Monday, Nov. 06, 1950

Mike's Place

"Everyone has the idea that it's a good chef that makes a restaurant. I know of no greater fallacy. A restaurant is only as good as its owner's personality."

The framer of this apothegm is the proprietor of both a good restaurant and an unusual personality. He is the self-styled Prince Michael Alexandrovitch Dmitry Obolensky Romanoff, once a Brooklyn-born orphan boy named Harry Gerguson, who spent half his life amiably panhandling the rich of two continents. But in Hollywood, where Mike Romanoff settled after being immortalized in a five-part New Yorker profile, he finally cashed in on the fact that he is one of the few genuine, 24-carat phonies in a city where thin plating has often been known to pose for the real thing.

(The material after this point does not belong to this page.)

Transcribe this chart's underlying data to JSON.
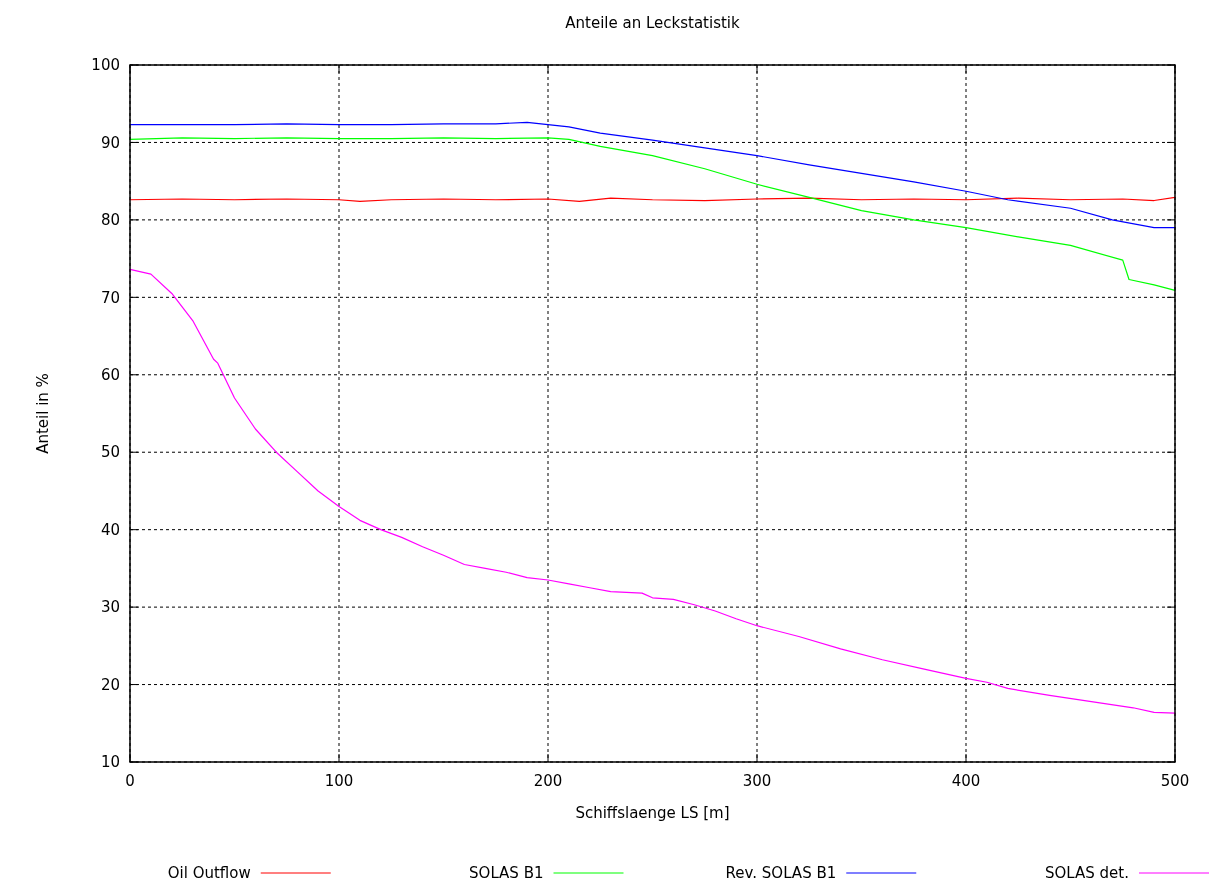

In the ten years since his friends John Hay ("Jock") Whitney, Darryl Zanuck, the late Robert Benchley and others lent him $7,500 to go into business, Romanoff's restaurant has become much more than just a place to eat good food. There, Hollywood has clinched its big deals, dreamed its Technicolored dreams, made and broken careers. With its "dress circle" of favored dining booths, Romanoff's is a precise measuring stick of whether a star is rising or falling. Waiting for a table at Romanoff's is a good indication that a star has faded.

Low Morale. Recently, however, Romanoff's has fallen victim to its own social standards. Profits, which hit a peak of $87,000 seven years ago, have slipped. This year, Romanoff expects to net only $16,000, chiefly because of rising overhead and the fact that bar revenues, which once accounted for 50% of the gross, have tumbled. The reason: no one wants to drink at the bar and be branded a nobody. That is particularly true when choice empty tables are marked "reserved." Says Mike: "It's very bad for the morale for one to walk past those empty booths and be shunted to a rear table. Customers are affronted."

Last week, in recognition of this state of affairs, Mike Romanoff gathered some of his friends together for a historic event. On a vacant lot in Beverly Hills, Ethel Barrymore, Clark Gable, Ann Miller, Ronald Colman and scores of other stars watched as Mike laid the cornerstone for a new restaurant.

No Scornful Stares. The new Romanoff's, due to open in February, will have some improvements. Its bar will be in a separate room, away from the scornful stares of the dress circle, so that customers can take their drinks on the hoof without feeling they are social outcasts. And to help pay the overhead, Mike's new place will have a private banquet room, a liquor store and a gift shop. Explained Mike grandly: "I decided to establish a Romanoff Center. I felt I was entitled to it if the Rockefellers were."

To build his new restaurant, Mike is raising $200,000 from some of the same friends who started him in business. Apparently they share his conviction that the same old crowd will still flock to the new Romanoff's. Says Mike: "I'm very good for a lot of people. They feel they are better than I, and people have a desire to feel they are better than someone else. Resentment? I accept it as I do the weather."